Looking at the history of these trends, perhaps none is more beloved than value investing. This strategy simply looks to identify companies that are being undervalued by the broader market. Value investors use fundamental analysis and traditional valuation metrics to find stocks that they believe are being undervalued by the market at large.

In addition to the Zacks Rank, investors looking for stocks with specific traits can utilize our Style Scores system. Of course, value investors will be most interested in the system's "Value" category. Stocks with "A" grades for Value and high Zacks Ranks are among the best value stocks available at any given moment.

One stock to keep an eye on is Urban Outfitters (URBN - Free Report) . URBN is currently sporting a Zacks Rank #2 (Buy), as well as an A grade for Value. The stock holds a P/E ratio of 12.49, while its industry has an average P/E of 18.65. Over the past year, URBN's Forward P/E has been as high as 15.49 and as low as 9.02, with a median of 12.60.
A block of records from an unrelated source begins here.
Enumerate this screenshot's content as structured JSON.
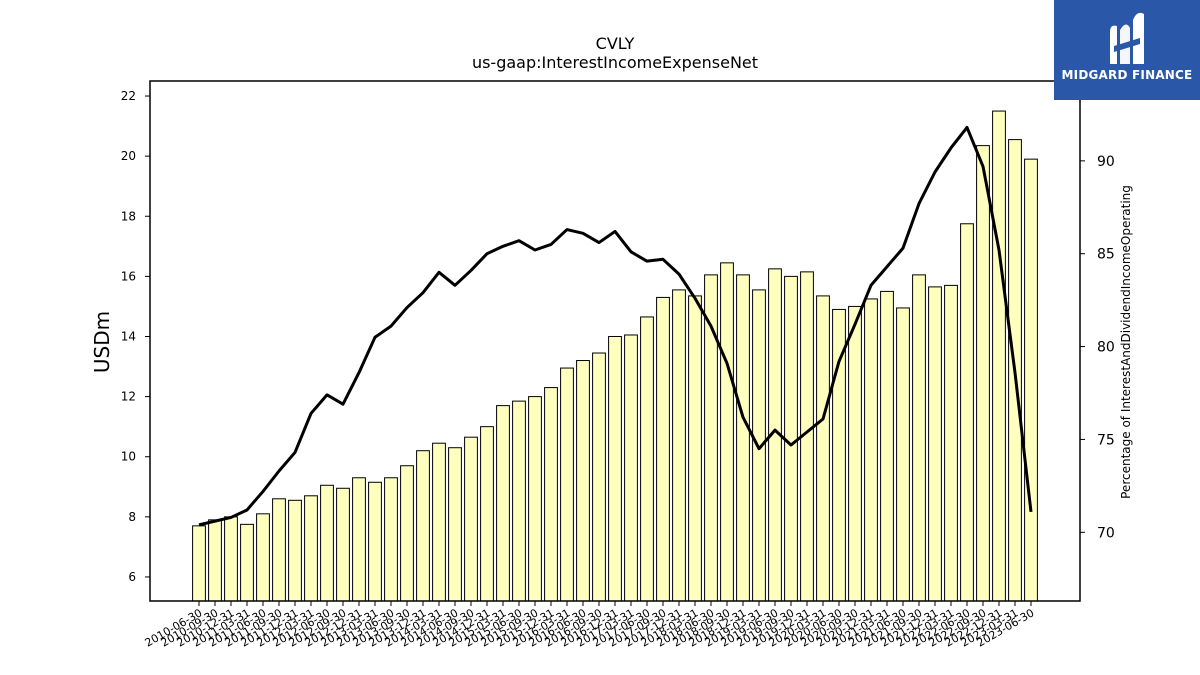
{
  "chart_data": {
    "type": "bar",
    "title": "CVLY",
    "subtitle": "us-gaap:InterestIncomeExpenseNet",
    "ylabel": "USDm",
    "y2label": "Percentage of InterestAndDividendIncomeOperating",
    "ylim": [
      5.2,
      22.5
    ],
    "y2lim": [
      66.3,
      94.3
    ],
    "yticks": [
      6,
      8,
      10,
      12,
      14,
      16,
      18,
      20,
      22
    ],
    "y2ticks": [
      70,
      75,
      80,
      85,
      90
    ],
    "bar_color": "#ffffc0",
    "line_color": "#000000",
    "categories": [
      "2010-06-30",
      "2010-09-30",
      "2010-12-31",
      "2011-03-31",
      "2011-06-30",
      "2011-09-30",
      "2011-12-31",
      "2012-03-31",
      "2012-06-30",
      "2012-09-30",
      "2012-12-31",
      "2013-03-31",
      "2013-06-30",
      "2013-09-30",
      "2013-12-31",
      "2014-03-31",
      "2014-06-30",
      "2014-09-30",
      "2014-12-31",
      "2015-03-31",
      "2015-06-30",
      "2015-09-30",
      "2015-12-31",
      "2016-03-31",
      "2016-06-30",
      "2016-09-30",
      "2016-12-31",
      "2017-03-31",
      "2017-06-30",
      "2017-09-30",
      "2017-12-31",
      "2018-03-31",
      "2018-06-30",
      "2018-09-30",
      "2018-12-31",
      "2019-03-31",
      "2019-06-30",
      "2019-09-30",
      "2019-12-31",
      "2020-03-31",
      "2020-06-30",
      "2020-09-30",
      "2020-12-31",
      "2021-03-31",
      "2021-06-30",
      "2021-09-30",
      "2021-12-31",
      "2022-03-31",
      "2022-06-30",
      "2022-09-30",
      "2022-12-31",
      "2023-03-31",
      "2023-06-30"
    ],
    "xtick_labels": [
      "2010-06-30",
      "2010-09-30",
      "2010-12-31",
      "2011-03-31",
      "2011-06-30",
      "2011-09-30",
      "2011-12-31",
      "2012-03-31",
      "2012-06-30",
      "2012-09-30",
      "2012-12-31",
      "2013-03-31",
      "2013-06-30",
      "2013-09-30",
      "2013-12-31",
      "2014-03-31",
      "2014-06-30",
      "2014-09-30",
      "2014-12-31",
      "2015-03-31",
      "2015-06-30",
      "2015-09-30",
      "2015-12-31",
      "2016-03-31",
      "2016-06-30",
      "2016-09-30",
      "2016-12-31",
      "2017-03-31",
      "2017-06-30",
      "2017-09-30",
      "2017-12-31",
      "2018-03-31",
      "2018-06-30",
      "2018-09-30",
      "2018-12-31",
      "2019-03-31",
      "2019-06-30",
      "2019-09-30",
      "2019-12-31",
      "2020-03-31",
      "2020-06-30",
      "2020-09-30",
      "2020-12-31",
      "2021-03-31",
      "2021-06-30",
      "2021-09-30",
      "2021-12-31",
      "2022-03-31",
      "2022-06-30",
      "2022-09-30",
      "2022-12-31",
      "2023-03-31",
      "2023-06-30"
    ],
    "series": [
      {
        "type": "bar",
        "axis": "left",
        "values": [
          7.7,
          7.9,
          8.0,
          7.75,
          8.1,
          8.6,
          8.55,
          8.7,
          9.05,
          8.95,
          9.3,
          9.15,
          9.3,
          9.7,
          10.2,
          10.45,
          10.3,
          10.65,
          11.0,
          11.7,
          11.85,
          12.0,
          12.3,
          12.95,
          13.2,
          13.45,
          14.0,
          14.05,
          14.65,
          15.3,
          15.55,
          15.35,
          16.05,
          16.45,
          16.05,
          15.55,
          16.25,
          16.0,
          16.15,
          15.35,
          14.9,
          15.0,
          15.25,
          15.5,
          14.95,
          16.05,
          15.65,
          15.7,
          17.75,
          20.35,
          21.5,
          20.55,
          19.9
        ]
      },
      {
        "type": "line",
        "axis": "right",
        "values": [
          70.4,
          70.6,
          70.8,
          71.2,
          72.2,
          73.3,
          74.3,
          76.4,
          77.4,
          76.9,
          78.6,
          80.5,
          81.1,
          82.1,
          82.9,
          84.0,
          83.3,
          84.1,
          85.0,
          85.4,
          85.7,
          85.2,
          85.5,
          86.3,
          86.1,
          85.6,
          86.2,
          85.1,
          84.6,
          84.7,
          83.9,
          82.6,
          81.1,
          79.1,
          76.2,
          74.5,
          75.5,
          74.7,
          75.4,
          76.1,
          79.2,
          81.2,
          83.3,
          84.3,
          85.3,
          87.7,
          89.4,
          90.7,
          91.8,
          89.7,
          85.2,
          78.6,
          71.1
        ]
      }
    ]
  },
  "logo": {
    "text": "MIDGARD FINANCE",
    "background": "#2b57a8"
  }
}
Investors should also note that URBN holds a PEG ratio of 1.03. This figure is similar to the commonly-used P/E ratio, with the PEG ratio also factoring in a company's expected earnings growth rate. URBN's PEG compares to its industry's average PEG of 1.45. Over the last 12 months, URBN's PEG has been as high as 1.78 and as low as 0.79, with a median of 1.11.
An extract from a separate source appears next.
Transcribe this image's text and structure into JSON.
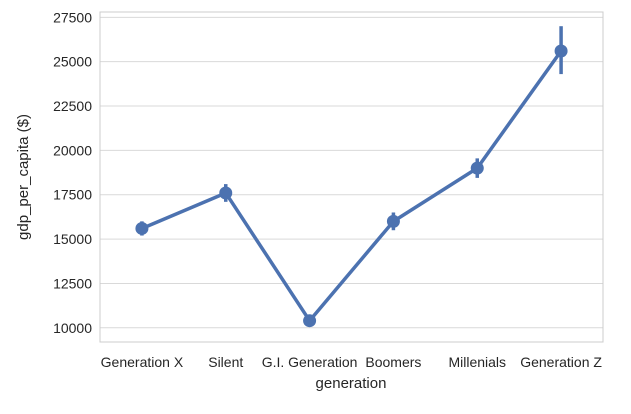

We should also highlight that URBN has a P/B ratio of 2.33. The P/B is a method of comparing a stock's market value to its book value, which is defined as total assets minus total liabilities. This stock's P/B looks attractive against its industry's average P/B of 6.27. Over the past 12 months, URBN's P/B has been as high as 2.97 and as low as 1.40, with a median of 2.07.

Finally, investors will want to recognize that URBN has a P/CF ratio of 10.27. This metric focuses on a firm's operating cash flow and is often used to find stocks that are undervalued based on the strength of their cash outlook. This company's current P/CF looks solid when compared to its industry's average P/CF of 15.75. URBN's P/CF has been as high as 12.80 and as low as 7.56, with a median of 10.19, all within the past year.

These are just a handful of the figures considered in Urban Outfitters's great Value grade. Still, they help show that the stock is likely being undervalued at the moment. Add this to the strength of its earnings outlook, and we can clearly see that URBN is an impressive value stock right now.